Taking the full text of my sample of my Canadian (.ca only) websites (currently being finessed to amount 622,365 URLs out of a scrape total of 8,512,275 or 7.31%), I ran it through Stanford NER and extracted popular locations, organizations, and people. This is a morning’s work, mainly as I let my desktop crunch away at some other stuff, so I really need to preface the post that the data has not been cleaned up.
The results were interesting but fairly dry: “Canada” was the top location, for example, followed by Ontario, Toronto, Ottawa, Alberta, etc. The United States comes out as under-represented mainly because we have so many spellings of the word (US, u s, America, United States, etc.). There will be a similar issue with the United Kingdom. If this turns into ‘real’ research rather than tinkering, again, there’s a lot of cleaning up to do. But overall, we can get a rough sense of different countries and how they appeared in this sample.

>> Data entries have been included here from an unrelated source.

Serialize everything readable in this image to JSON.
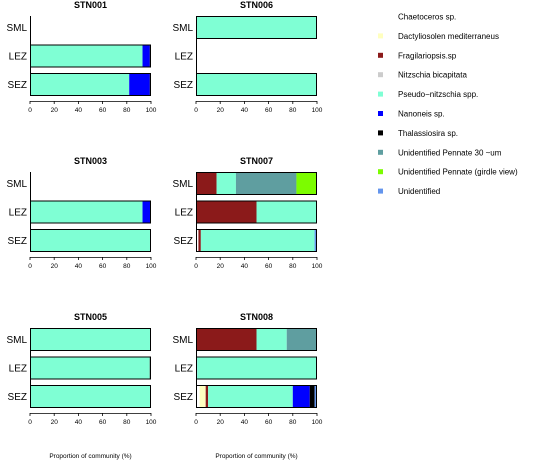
{
  "chart_data": {
    "type": "bar",
    "orientation": "horizontal",
    "stacked": true,
    "xlabel": "Proportion of community (%)",
    "xlim": [
      0,
      100
    ],
    "x_ticks": [
      0,
      20,
      40,
      60,
      80,
      100
    ],
    "rows": [
      "SML",
      "LEZ",
      "SEZ"
    ],
    "legend": [
      {
        "name": "Chaetoceros sp.",
        "color": "#ffffff"
      },
      {
        "name": "Dactyliosolen mediterraneus",
        "color": "#ffffbf"
      },
      {
        "name": "Fragilariopsis.sp",
        "color": "#8b1a1a"
      },
      {
        "name": "Nitzschia bicapitata",
        "color": "#cccccc"
      },
      {
        "name": "Pseudo−nitzschia spp.",
        "color": "#7fffd4"
      },
      {
        "name": "Nanoneis sp.",
        "color": "#0000ff"
      },
      {
        "name": "Thalassiosira sp.",
        "color": "#000000"
      },
      {
        "name": "Unidentified Pennate 30 ~um",
        "color": "#5f9ea0"
      },
      {
        "name": "Unidentified Pennate (girdle view)",
        "color": "#7cfc00"
      },
      {
        "name": "Unidentified",
        "color": "#6495ed"
      }
    ],
    "panels": [
      {
        "title": "STN001",
        "bars": {
          "SML": [],
          "LEZ": [
            {
              "species": "Pseudo−nitzschia spp.",
              "value": 93
            },
            {
              "species": "Nanoneis sp.",
              "value": 6
            },
            {
              "species": "Thalassiosira sp.",
              "value": 1
            }
          ],
          "SEZ": [
            {
              "species": "Pseudo−nitzschia spp.",
              "value": 82
            },
            {
              "species": "Nanoneis sp.",
              "value": 17
            },
            {
              "species": "Thalassiosira sp.",
              "value": 1
            }
          ]
        }
      },
      {
        "title": "STN006",
        "bars": {
          "SML": [
            {
              "species": "Pseudo−nitzschia spp.",
              "value": 100
            }
          ],
          "LEZ": [],
          "SEZ": [
            {
              "species": "Pseudo−nitzschia spp.",
              "value": 100
            }
          ]
        }
      },
      {
        "title": "STN003",
        "bars": {
          "SML": [],
          "LEZ": [
            {
              "species": "Pseudo−nitzschia spp.",
              "value": 93
            },
            {
              "species": "Nanoneis sp.",
              "value": 7
            }
          ],
          "SEZ": [
            {
              "species": "Pseudo−nitzschia spp.",
              "value": 100
            }
          ]
        }
      },
      {
        "title": "STN007",
        "bars": {
          "SML": [
            {
              "species": "Fragilariopsis.sp",
              "value": 17
            },
            {
              "species": "Pseudo−nitzschia spp.",
              "value": 16
            },
            {
              "species": "Unidentified Pennate 30 ~um",
              "value": 50
            },
            {
              "species": "Unidentified Pennate (girdle view)",
              "value": 17
            }
          ],
          "LEZ": [
            {
              "species": "Fragilariopsis.sp",
              "value": 50
            },
            {
              "species": "Pseudo−nitzschia spp.",
              "value": 50
            }
          ],
          "SEZ": [
            {
              "species": "Chaetoceros sp.",
              "value": 2
            },
            {
              "species": "Fragilariopsis.sp",
              "value": 2
            },
            {
              "species": "Pseudo−nitzschia spp.",
              "value": 94
            },
            {
              "species": "Unidentified",
              "value": 2
            }
          ]
        }
      },
      {
        "title": "STN005",
        "bars": {
          "SML": [
            {
              "species": "Pseudo−nitzschia spp.",
              "value": 100
            }
          ],
          "LEZ": [
            {
              "species": "Pseudo−nitzschia spp.",
              "value": 99
            },
            {
              "species": "Thalassiosira sp.",
              "value": 1
            }
          ],
          "SEZ": [
            {
              "species": "Pseudo−nitzschia spp.",
              "value": 100
            }
          ]
        }
      },
      {
        "title": "STN008",
        "bars": {
          "SML": [
            {
              "species": "Fragilariopsis.sp",
              "value": 50
            },
            {
              "species": "Pseudo−nitzschia spp.",
              "value": 25
            },
            {
              "species": "Unidentified Pennate 30 ~um",
              "value": 25
            }
          ],
          "LEZ": [
            {
              "species": "Unidentified",
              "value": 1
            },
            {
              "species": "Pseudo−nitzschia spp.",
              "value": 99
            }
          ],
          "SEZ": [
            {
              "species": "Chaetoceros sp.",
              "value": 3
            },
            {
              "species": "Dactyliosolen mediterraneus",
              "value": 5
            },
            {
              "species": "Fragilariopsis.sp",
              "value": 2
            },
            {
              "species": "Pseudo−nitzschia spp.",
              "value": 70
            },
            {
              "species": "Nanoneis sp.",
              "value": 14
            },
            {
              "species": "Thalassiosira sp.",
              "value": 4
            },
            {
              "species": "Unidentified",
              "value": 2
            }
          ]
        }
      }
    ]
  }
}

Thanks to IBM Many Eyes we can throw this stuff at the wall and see what comes out.
In this graphic, we see different countries and how they are mentioned. With the caveats that this is rough data, we can see the big parties emerge. Canada drowns out all others, unsurprising given the sample. But the other big parties emerge: the United States, Russia, China, Brazil, Australia. Western Europe. But almost nothing in sub-saharan Africa, which tells you something about this coming together. The way that this map emerges I think shows that it’s working a bit.
Let’s take Canada alone:
Now this is useful. Ontario comes out, but what is surprising is the relative overrepresentation of Alberta.
Imagine if we had multiple scrapes, we could really learn something here. Anyways, a neat approach to archived big data.